Em 2005, Dino Casimiro, da Nazaré Qualifica [ver caixa], a empresa municipal que gere o projeto da autarquia baseado nos feitos de McNamara, enviou-lhe a primeira fotografia de uma onda gigante que se erguia na praia do Norte. Cinco anos depois, e após grande insistência, o norte-americano decidiu-se a vir a Portugal. Ficou espantado.
A partir daí, a vila mudou. McNamara é admirado por todos os locais. «É uma pessoa espetacular, é muito simpático, até já tirei fotografias com ele.» E é graças a ele que agora o outono é mais um verão. Turistas e curiosos vêm de longe para ver de perto as ondas. Surfistas de todo o mundo chegam para desafiar os seus limites. «Toda a gente anda à procura da onda de cem pés [trinta metros]», diz. «Mas eu não. Eu estou à procura da onda de 120 pés. Que é para não haver dúvidas.»
A palavra não terá sido inocente. Ninguém duvida que, em novembro de 2011, conseguiu surfar, na Nazaré, uma onda de cerca de 24 metros, batendo o anterior recorde. Em janeiro deste ano, conseguiu o que outros procuram: cavalgou uma onda de cem pés. Mas as dúvidas sobre se o recorde iria manter-se na lapela do norte-americano levantaram-se quando o brasileiro Carlos Burle, que veio pela primeira vez à Nazaré, conseguius surfar, a 29 de outubro, uma onda que se estimou poder medir mais do que a recordista de McNamara. Momentos antes, Maya Gabeira, uma das surfistas que o acompanham, quase morreu afogada, ao tentar surfar outra vaga gigante.
«Foi o caos», confessou–nos Nicole, cujo papel na equipa é, a partir de terra, observar as ondas durante as idas ao mar, classificando aquela segunda-feira como o dia em que mais receou pela vida do marido. «A Maya quase morreu e eu perdi a cabeça. Pedi-lhe para não surfar mais. Não valia a pena o risco.» Garrett acedeu e ordenou à sua equipa para só fazerem segurança, usando as motos de água.

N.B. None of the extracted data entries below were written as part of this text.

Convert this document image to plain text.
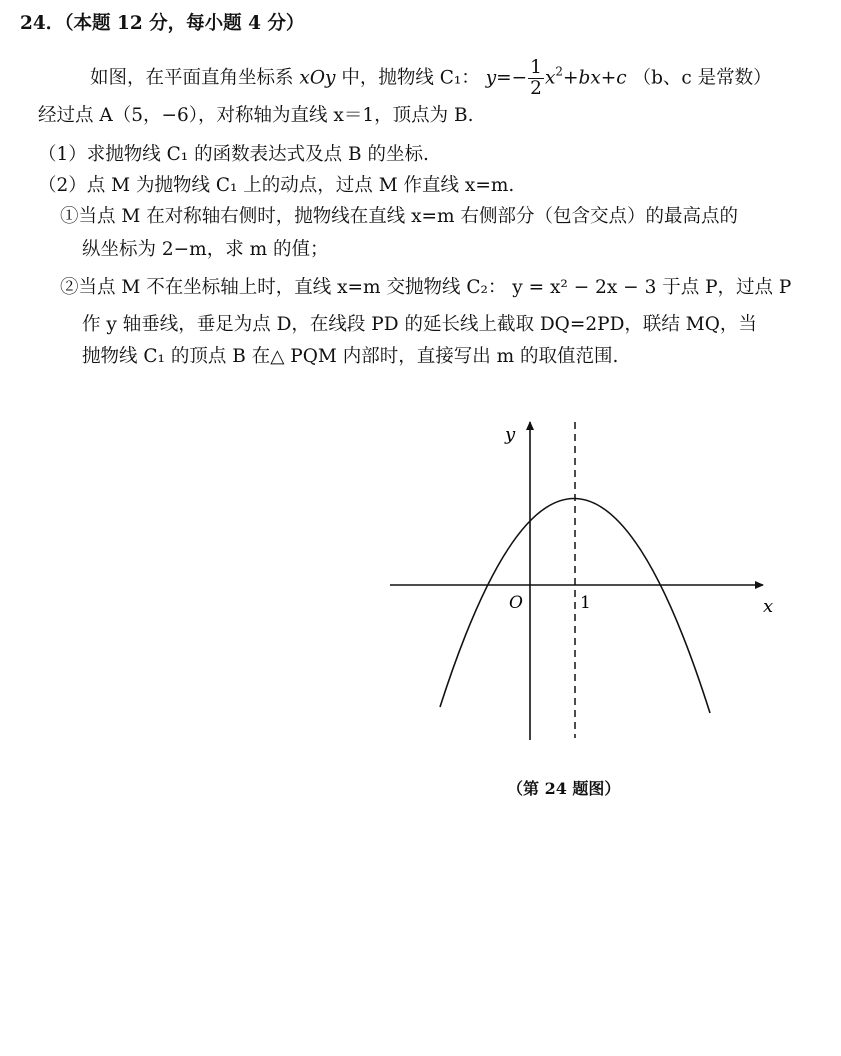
24．（本题 12 分，每小题 4 分）
如图，在平面直角坐标系 xOy 中，抛物线 C₁： $y=- \frac{1}{2} x^2+bx+c$ （b、c 是常数）
经过点 A（5，−6），对称轴为直线 x＝1，顶点为 B.
（1）求抛物线 C₁ 的函数表达式及点 B 的坐标.
（2）点 M 为抛物线 C₁ 上的动点，过点 M 作直线 x=m.
①当点 M 在对称轴右侧时，抛物线在直线 x=m 右侧部分（包含交点）的最高点的
纵坐标为 2−m，求 m 的值；
②当点 M 不在坐标轴上时，直线 x=m 交抛物线 C₂： y = x² − 2x − 3 于点 P，过点 P
作 y 轴垂线，垂足为点 D，在线段 PD 的延长线上截取 DQ=2PD，联结 MQ，当
抛物线 C₁ 的顶点 B 在△ PQM 内部时，直接写出 m 的取值范围.
y
x
O	1
（第 24 题图）
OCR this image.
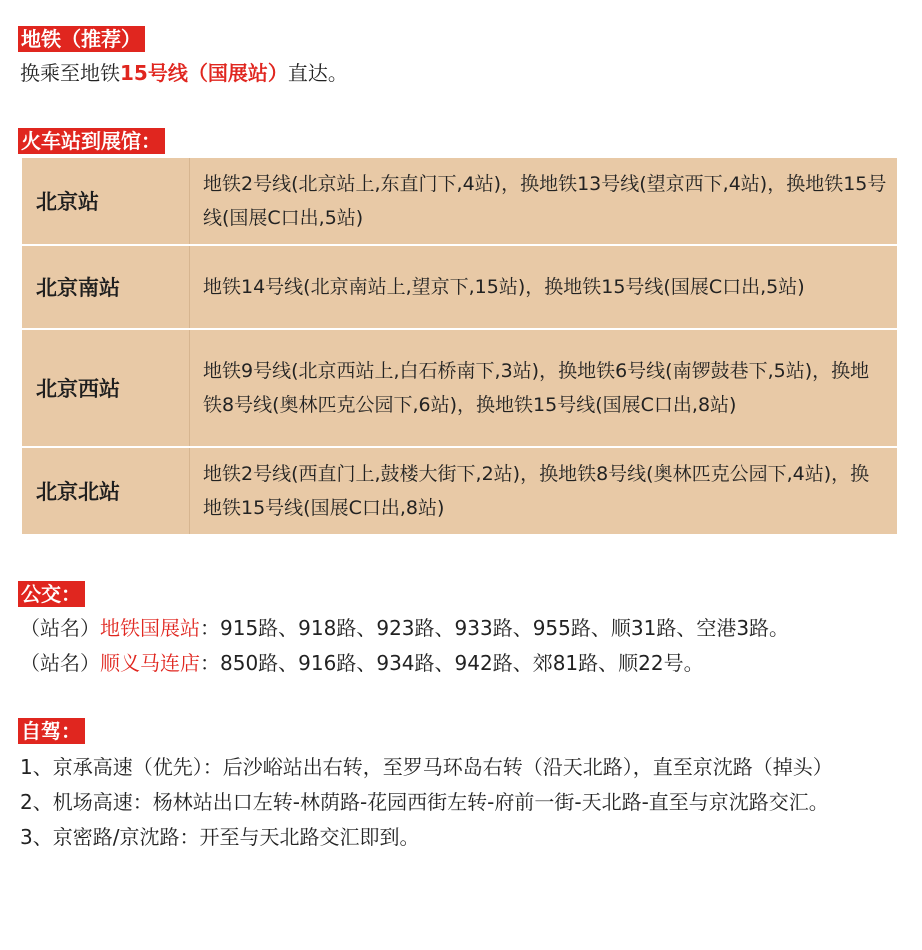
地铁（推荐）
换乘至地铁15号线（国展站）直达。
火车站到展馆：
北京站	地铁2号线(北京站上,东直门下,4站)，换地铁13号线(望京西下,4站)，换地铁15号线(国展C口出,5站)
北京南站	地铁14号线(北京南站上,望京下,15站)，换地铁15号线(国展C口出,5站)
北京西站	地铁9号线(北京西站上,白石桥南下,3站)，换地铁6号线(南锣鼓巷下,5站)，换地铁8号线(奥林匹克公园下,6站)，换地铁15号线(国展C口出,8站)
北京北站	地铁2号线(西直门上,鼓楼大街下,2站)，换地铁8号线(奥林匹克公园下,4站)，换地铁15号线(国展C口出,8站)
公交：
（站名）地铁国展站：915路、918路、923路、933路、955路、顺31路、空港3路。
（站名）顺义马连店：850路、916路、934路、942路、郊81路、顺22号。
自驾：

1、京承高速（优先）：后沙峪站出右转，至罗马环岛右转（沿天北路），直至京沈路（掉头）

2、机场高速：杨林站出口左转-林荫路-花园西街左转-府前一街-天北路-直至与京沈路交汇。

3、京密路/京沈路：开至与天北路交汇即到。
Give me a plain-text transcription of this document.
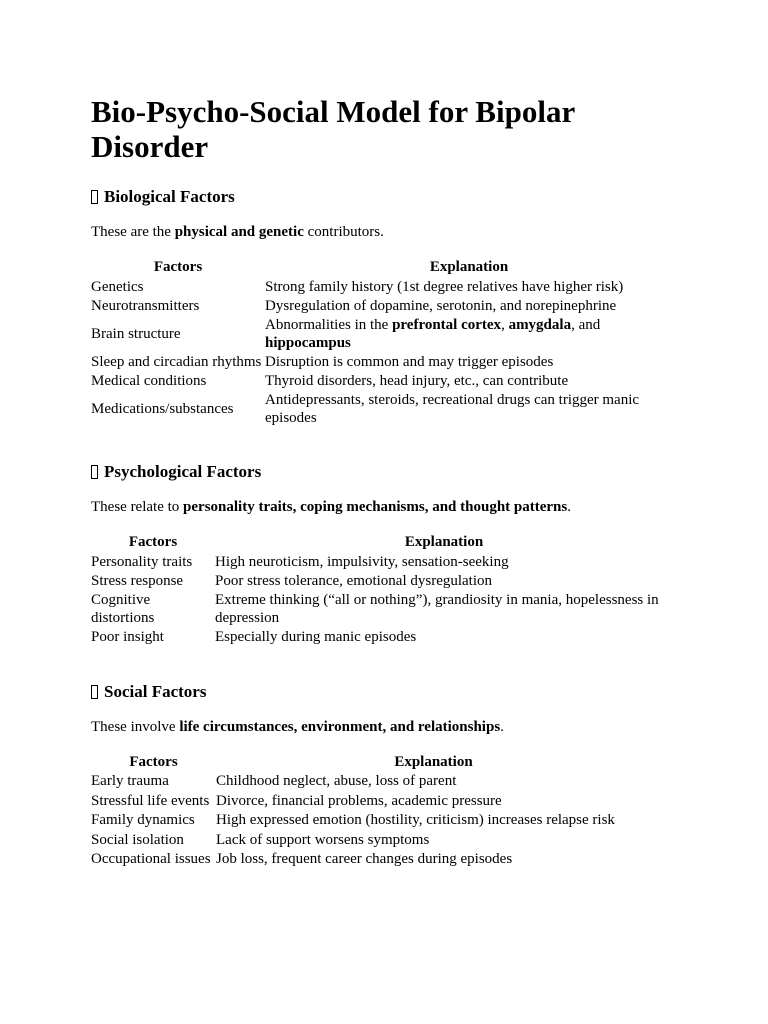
Bio-Psycho-Social Model for Bipolar Disorder
Biological Factors

These are the physical and genetic contributors.

Factors	Explanation
Genetics	Strong family history (1st degree relatives have higher risk)
Neurotransmitters	Dysregulation of dopamine, serotonin, and norepinephrine
Brain structure	Abnormalities in the prefrontal cortex, amygdala, and hippocampus
Sleep and circadian rhythms	Disruption is common and may trigger episodes
Medical conditions	Thyroid disorders, head injury, etc., can contribute
Medications/substances	Antidepressants, steroids, recreational drugs can trigger manic episodes
Psychological Factors

These relate to personality traits, coping mechanisms, and thought patterns.

Factors	Explanation
Personality traits	High neuroticism, impulsivity, sensation-seeking
Stress response	Poor stress tolerance, emotional dysregulation
Cognitive distortions	Extreme thinking (“all or nothing”), grandiosity in mania, hopelessness in depression
Poor insight	Especially during manic episodes
Social Factors

These involve life circumstances, environment, and relationships.

Factors	Explanation
Early trauma	Childhood neglect, abuse, loss of parent
Stressful life events	Divorce, financial problems, academic pressure
Family dynamics	High expressed emotion (hostility, criticism) increases relapse risk
Social isolation	Lack of support worsens symptoms
Occupational issues	Job loss, frequent career changes during episodes
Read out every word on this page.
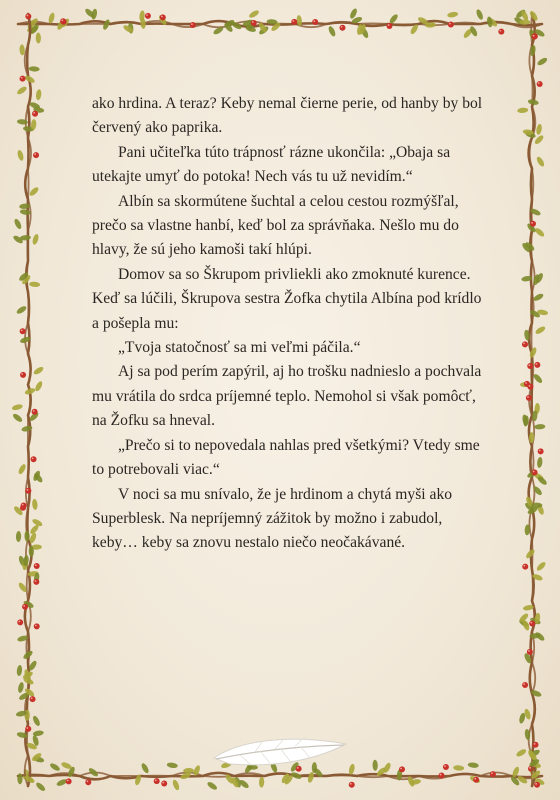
ako hrdina. A teraz? Keby nemal čierne perie, od hanby by bol červený ako paprika.

Pani učiteľka túto trápnosť rázne ukončila: „Obaja sa utekajte umyť do potoka! Nech vás tu už nevidím.“

Albín sa skormútene šuchtal a celou cestou rozmýšľal, prečo sa vlastne hanbí, keď bol za správňaka. Nešlo mu do hlavy, že sú jeho kamoši takí hlúpi.

Domov sa so Škrupom privliekli ako zmoknuté kurence. Keď sa lúčili, Škrupova sestra Žofka chytila Albína pod krídlo a pošepla mu:

„Tvoja statočnosť sa mi veľmi páčila.“

Aj sa pod perím zapýril, aj ho trošku nadnieslo a pochvala mu vrátila do srdca príjemné teplo. Nemohol si však pomôcť, na Žofku sa hneval.

„Prečo si to nepovedala nahlas pred všetkými? Vtedy sme to potrebovali viac.“

V noci sa mu snívalo, že je hrdinom a chytá myši ako Superblesk. Na nepríjemný zážitok by možno i zabudol, keby… keby sa znovu nestalo niečo neočakávané.
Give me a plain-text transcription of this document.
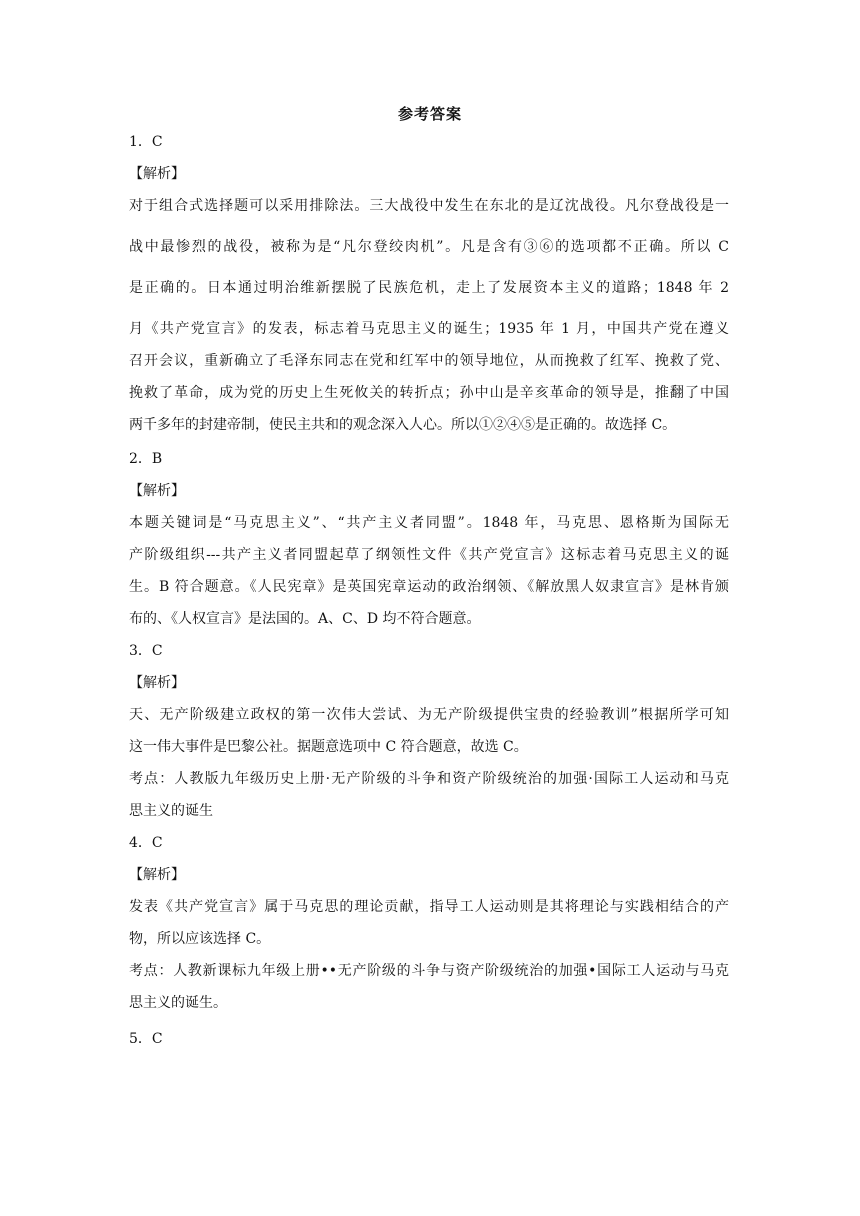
参考答案
1．C
【解析】
对于组合式选择题可以采用排除法。三大战役中发生在东北的是辽沈战役。凡尔登战役是一
战中最惨烈的战役，被称为是“凡尔登绞肉机”。凡是含有③⑥的选项都不正确。所以 C
是正确的。日本通过明治维新摆脱了民族危机，走上了发展资本主义的道路；1848 年 2
月《共产党宣言》的发表，标志着马克思主义的诞生；1935 年 1 月，中国共产党在遵义
召开会议，重新确立了毛泽东同志在党和红军中的领导地位，从而挽救了红军、挽救了党、
挽救了革命，成为党的历史上生死攸关的转折点；孙中山是辛亥革命的领导是，推翻了中国
两千多年的封建帝制，使民主共和的观念深入人心。所以①②④⑤是正确的。故选择 C。
2．B
【解析】
本题关键词是“马克思主义”、“共产主义者同盟”。1848 年，马克思、恩格斯为国际无
产阶级组织---共产主义者同盟起草了纲领性文件《共产党宣言》这标志着马克思主义的诞
生。B 符合题意。《人民宪章》是英国宪章运动的政治纲领、《解放黑人奴隶宣言》是林肯颁
布的、《人权宣言》是法国的。A、C、D 均不符合题意。
3．C
【解析】
天、无产阶级建立政权的第一次伟大尝试、为无产阶级提供宝贵的经验教训”根据所学可知
这一伟大事件是巴黎公社。据题意选项中 C 符合题意，故选 C。
考点：人教版九年级历史上册·无产阶级的斗争和资产阶级统治的加强·国际工人运动和马克
思主义的诞生
4．C
【解析】
发表《共产党宣言》属于马克思的理论贡献，指导工人运动则是其将理论与实践相结合的产
物，所以应该选择 C。
考点：人教新课标九年级上册••无产阶级的斗争与资产阶级统治的加强•国际工人运动与马克
思主义的诞生。
5．C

A equipa não esmoreceu o entusiasmo, apesar do incómodo visível e não assumido publicamente. McNamara criticou a falta de preparação dos brasileiros, que arriscaram uma tragédia, mas não mudou o discurso e continuou como sempre: «Estou aqui para ajudar a Nazaré e todos são bem-vindos.» Hugo Vau, o único português escolhido por Garrett para surfar com ele, era a face de um grupo confiante, e concentrado para as próximas jornadas de surf na praia do Norte.
O norte-americano não faz surf para bater recordes, mas porque só assim será feliz. É, aliás, o que o casal faz fora do período de dois a três meses em que está na Nazaré. Viaja por todo o mundo a tratar dos negócios – conferências, encontros com patrocinadores, eventos ligados ao surf, etc. Tudo para que Garrett consiga continuar a cumprir o que acredita ser o seu destino: «Eu estou neste mundo para surfar.»
O HOMEM QUE TROUXE GARRETT À NAZARÉ
Foi Dino Casimiro, um «pioneiro das ondas da Nazaré», como lhe chama McNamara, o primeiro a enviar em 2005 uma fotografia ao norte-americano de uma onda da praia do Norte. E tanto foi insistindo que conseguiu. A ideia, explica-nos Pedro Pisco, da empresa municipal Nazaré Qualifica, era tentar fazer que McNamara puxasse pela vila e a colocasse no mapa mundial do surf, usando o nome de Garrett. Em 2010, quando McNamara chegou a Portugal, tinham conseguido amealhar vinte mil euros de patrocinadores. Três anos depois, o orçamento do projeto North Canyon já vai nos duzentos mil euros.